Pihak BPBD juga mengimbau kepada masyarakat, wisatawan, dan pendaki untuk tidak melakukan aktivitas di bawah radius 3 kilometer dari puncak atau kawah. Selain itu, masyarakat diminta memakai masker, topi, dan kacamata ketika beraktivitas di luar ruangan dan tidak menyebarkan informasi yang belum bisa diverifikasi kebenarannya.

Kepala Pusat Vulkanologi dan Mitigasi Bencana Geologi (PVMBG) Hendra Gunawan mengatakan bahwa sifat erupsi Gunung Marapi sangat sulit dideteksi, baik secara visual maupun kegempaan. Sejak 2011, gunung aktif tersebut diberikan status level II atau waspada. Menurutnya, erupsi Gunung Marapi sulit dideteksi, sehingga upaya preventif dilakukan.
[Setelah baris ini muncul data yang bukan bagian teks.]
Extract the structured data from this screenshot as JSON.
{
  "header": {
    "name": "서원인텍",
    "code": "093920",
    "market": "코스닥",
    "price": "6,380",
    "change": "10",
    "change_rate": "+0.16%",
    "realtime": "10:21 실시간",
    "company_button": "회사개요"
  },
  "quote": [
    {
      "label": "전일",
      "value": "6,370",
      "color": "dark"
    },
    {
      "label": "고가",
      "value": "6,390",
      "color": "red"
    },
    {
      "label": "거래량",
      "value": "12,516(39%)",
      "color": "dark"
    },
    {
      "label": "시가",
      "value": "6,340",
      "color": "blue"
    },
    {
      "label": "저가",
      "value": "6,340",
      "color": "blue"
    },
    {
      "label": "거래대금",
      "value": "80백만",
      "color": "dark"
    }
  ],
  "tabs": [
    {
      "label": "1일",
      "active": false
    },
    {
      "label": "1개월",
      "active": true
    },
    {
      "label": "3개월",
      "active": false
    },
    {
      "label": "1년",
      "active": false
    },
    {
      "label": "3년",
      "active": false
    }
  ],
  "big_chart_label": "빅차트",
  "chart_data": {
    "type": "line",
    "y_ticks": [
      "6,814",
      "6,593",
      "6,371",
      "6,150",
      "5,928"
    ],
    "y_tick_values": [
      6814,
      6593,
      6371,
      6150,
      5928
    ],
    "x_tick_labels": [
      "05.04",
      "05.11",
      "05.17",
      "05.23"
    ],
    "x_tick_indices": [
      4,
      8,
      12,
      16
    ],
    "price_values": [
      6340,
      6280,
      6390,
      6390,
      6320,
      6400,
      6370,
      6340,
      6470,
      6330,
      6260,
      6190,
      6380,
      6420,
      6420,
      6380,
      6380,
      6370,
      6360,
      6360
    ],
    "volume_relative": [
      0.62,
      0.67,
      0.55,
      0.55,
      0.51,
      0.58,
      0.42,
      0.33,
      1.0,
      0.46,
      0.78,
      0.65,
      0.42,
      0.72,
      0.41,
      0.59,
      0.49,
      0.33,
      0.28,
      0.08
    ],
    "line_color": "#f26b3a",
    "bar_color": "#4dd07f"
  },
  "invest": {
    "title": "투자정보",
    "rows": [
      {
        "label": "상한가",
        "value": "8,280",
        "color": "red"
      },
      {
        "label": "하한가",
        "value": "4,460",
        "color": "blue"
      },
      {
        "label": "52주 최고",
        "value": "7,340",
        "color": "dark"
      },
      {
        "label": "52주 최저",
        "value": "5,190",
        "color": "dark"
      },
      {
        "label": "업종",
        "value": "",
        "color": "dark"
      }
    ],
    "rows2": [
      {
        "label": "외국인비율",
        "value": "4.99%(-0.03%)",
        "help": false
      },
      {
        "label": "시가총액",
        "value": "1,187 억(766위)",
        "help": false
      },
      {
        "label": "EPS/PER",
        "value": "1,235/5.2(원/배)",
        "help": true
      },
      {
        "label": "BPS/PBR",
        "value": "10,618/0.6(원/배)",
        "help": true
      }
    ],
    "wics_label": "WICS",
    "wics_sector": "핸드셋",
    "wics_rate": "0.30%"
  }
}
Hendra menjelaskan, meski secara visual tidak menunjukkan tanda-tanda erupsi, dan secara kegempaan hanya ada satu gempa per bulan, dilihat dari sejarahnya, erupsi selalu terjadi di sana. Oleh karena itu, pihaknya menetapkan status gunung itu berada di status II atau waspada dan membuat rekomendasi pembatasan aktivitas di radius 3 kilometer.
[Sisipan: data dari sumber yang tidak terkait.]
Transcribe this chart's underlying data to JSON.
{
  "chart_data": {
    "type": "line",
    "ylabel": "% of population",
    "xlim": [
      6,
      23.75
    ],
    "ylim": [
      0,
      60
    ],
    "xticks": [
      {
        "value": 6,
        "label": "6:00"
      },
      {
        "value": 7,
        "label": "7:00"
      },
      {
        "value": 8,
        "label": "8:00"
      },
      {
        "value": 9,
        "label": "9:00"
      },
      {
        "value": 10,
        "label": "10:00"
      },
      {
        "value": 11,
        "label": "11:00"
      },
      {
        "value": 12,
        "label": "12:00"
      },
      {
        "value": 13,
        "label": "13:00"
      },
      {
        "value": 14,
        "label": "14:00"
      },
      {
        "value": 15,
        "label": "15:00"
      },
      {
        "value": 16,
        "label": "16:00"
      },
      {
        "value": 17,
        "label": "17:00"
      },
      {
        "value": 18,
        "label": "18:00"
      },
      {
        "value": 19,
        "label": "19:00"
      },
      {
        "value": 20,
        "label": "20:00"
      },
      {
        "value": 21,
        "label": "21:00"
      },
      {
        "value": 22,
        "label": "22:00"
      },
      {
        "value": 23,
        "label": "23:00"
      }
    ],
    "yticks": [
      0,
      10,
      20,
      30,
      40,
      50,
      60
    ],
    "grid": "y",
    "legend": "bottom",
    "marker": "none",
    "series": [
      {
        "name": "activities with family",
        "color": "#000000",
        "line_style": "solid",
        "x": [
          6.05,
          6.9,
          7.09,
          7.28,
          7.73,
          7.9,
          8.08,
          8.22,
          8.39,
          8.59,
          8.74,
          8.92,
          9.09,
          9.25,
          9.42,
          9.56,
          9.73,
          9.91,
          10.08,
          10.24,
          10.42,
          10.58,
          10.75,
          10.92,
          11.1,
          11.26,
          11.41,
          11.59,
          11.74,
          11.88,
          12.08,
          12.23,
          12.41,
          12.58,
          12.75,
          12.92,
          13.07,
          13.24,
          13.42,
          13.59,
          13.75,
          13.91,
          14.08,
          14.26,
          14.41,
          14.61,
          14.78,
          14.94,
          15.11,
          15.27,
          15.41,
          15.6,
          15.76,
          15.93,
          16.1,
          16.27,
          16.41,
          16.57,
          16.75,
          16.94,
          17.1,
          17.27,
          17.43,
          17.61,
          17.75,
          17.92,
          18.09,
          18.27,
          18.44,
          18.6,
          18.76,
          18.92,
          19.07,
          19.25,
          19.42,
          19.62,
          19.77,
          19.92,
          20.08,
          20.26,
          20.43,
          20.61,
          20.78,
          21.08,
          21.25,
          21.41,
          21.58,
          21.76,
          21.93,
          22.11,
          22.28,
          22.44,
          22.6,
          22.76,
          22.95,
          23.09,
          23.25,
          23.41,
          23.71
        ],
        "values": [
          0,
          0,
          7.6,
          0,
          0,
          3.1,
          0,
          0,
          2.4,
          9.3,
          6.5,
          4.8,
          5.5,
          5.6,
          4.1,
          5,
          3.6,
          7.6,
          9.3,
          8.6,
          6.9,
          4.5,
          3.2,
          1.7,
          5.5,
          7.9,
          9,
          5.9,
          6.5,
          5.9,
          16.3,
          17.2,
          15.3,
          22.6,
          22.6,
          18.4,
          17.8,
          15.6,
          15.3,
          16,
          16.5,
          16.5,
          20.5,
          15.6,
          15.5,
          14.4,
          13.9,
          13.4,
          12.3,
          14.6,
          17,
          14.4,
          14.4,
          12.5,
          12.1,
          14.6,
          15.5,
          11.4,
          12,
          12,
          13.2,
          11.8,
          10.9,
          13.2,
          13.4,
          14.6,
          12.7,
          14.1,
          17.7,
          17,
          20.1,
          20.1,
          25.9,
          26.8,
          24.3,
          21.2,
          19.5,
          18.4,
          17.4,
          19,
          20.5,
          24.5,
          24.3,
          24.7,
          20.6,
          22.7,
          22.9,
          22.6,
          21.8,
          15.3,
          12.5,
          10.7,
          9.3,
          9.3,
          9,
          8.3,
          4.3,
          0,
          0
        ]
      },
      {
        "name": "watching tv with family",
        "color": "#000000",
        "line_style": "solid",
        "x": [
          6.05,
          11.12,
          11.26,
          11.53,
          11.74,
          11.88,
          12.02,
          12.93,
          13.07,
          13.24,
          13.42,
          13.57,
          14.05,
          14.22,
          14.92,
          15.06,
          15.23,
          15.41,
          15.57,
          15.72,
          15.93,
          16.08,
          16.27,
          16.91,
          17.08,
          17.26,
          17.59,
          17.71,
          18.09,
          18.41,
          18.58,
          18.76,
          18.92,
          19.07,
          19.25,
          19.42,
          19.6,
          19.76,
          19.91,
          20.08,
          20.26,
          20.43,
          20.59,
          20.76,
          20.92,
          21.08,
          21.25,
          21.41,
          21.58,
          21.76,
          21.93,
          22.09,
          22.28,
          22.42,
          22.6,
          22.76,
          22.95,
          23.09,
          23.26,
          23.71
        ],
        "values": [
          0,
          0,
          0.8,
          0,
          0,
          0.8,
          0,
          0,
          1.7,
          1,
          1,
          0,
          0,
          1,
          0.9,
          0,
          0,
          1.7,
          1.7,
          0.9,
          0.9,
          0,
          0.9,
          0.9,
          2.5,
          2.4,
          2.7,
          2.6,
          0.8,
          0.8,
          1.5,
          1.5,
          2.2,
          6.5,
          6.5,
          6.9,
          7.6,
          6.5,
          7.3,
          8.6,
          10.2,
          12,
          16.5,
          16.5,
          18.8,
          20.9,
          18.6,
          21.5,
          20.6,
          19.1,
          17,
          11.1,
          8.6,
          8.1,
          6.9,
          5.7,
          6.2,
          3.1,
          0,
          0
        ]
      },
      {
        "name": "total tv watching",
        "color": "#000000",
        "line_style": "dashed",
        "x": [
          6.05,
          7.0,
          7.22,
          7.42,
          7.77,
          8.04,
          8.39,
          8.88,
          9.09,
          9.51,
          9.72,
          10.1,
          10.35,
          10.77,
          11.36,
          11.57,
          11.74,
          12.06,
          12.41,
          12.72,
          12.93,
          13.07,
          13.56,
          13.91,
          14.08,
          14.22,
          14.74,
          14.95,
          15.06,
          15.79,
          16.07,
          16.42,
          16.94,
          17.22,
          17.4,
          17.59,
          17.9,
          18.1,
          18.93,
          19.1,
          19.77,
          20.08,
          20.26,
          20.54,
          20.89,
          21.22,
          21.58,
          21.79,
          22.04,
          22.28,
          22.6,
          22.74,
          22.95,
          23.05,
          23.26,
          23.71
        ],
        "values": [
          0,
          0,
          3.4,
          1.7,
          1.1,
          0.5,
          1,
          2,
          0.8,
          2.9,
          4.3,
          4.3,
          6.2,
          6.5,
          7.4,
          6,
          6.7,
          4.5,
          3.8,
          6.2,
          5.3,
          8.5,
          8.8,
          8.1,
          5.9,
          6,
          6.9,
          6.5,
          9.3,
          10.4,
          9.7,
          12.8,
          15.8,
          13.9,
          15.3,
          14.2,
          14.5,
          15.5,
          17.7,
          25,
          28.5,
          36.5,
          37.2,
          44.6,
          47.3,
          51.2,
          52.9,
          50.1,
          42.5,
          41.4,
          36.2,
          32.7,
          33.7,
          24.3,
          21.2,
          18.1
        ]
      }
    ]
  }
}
“Karena itu, kita buat rekomendasi 3 kilometer itu berdasarkan statistik (jarak aman) adanya erupsi setiap dua atau sampai empat tahun. Hanya tanggal dan bulannya kita nggak pernah tahu,” tutur Hendra.

Ia menekankan, tidak adanya aktivitas vulkanik pada gunung dengan level II seperti itu bukan berarti situasi aman terkendali. Menurut Hendra, selama dua hingga empat tahun bisa saja tidak terjadi erupsi di gunung semacam itu, sehingga semestinya semua pihak harus meningkatkan kewaspadaan.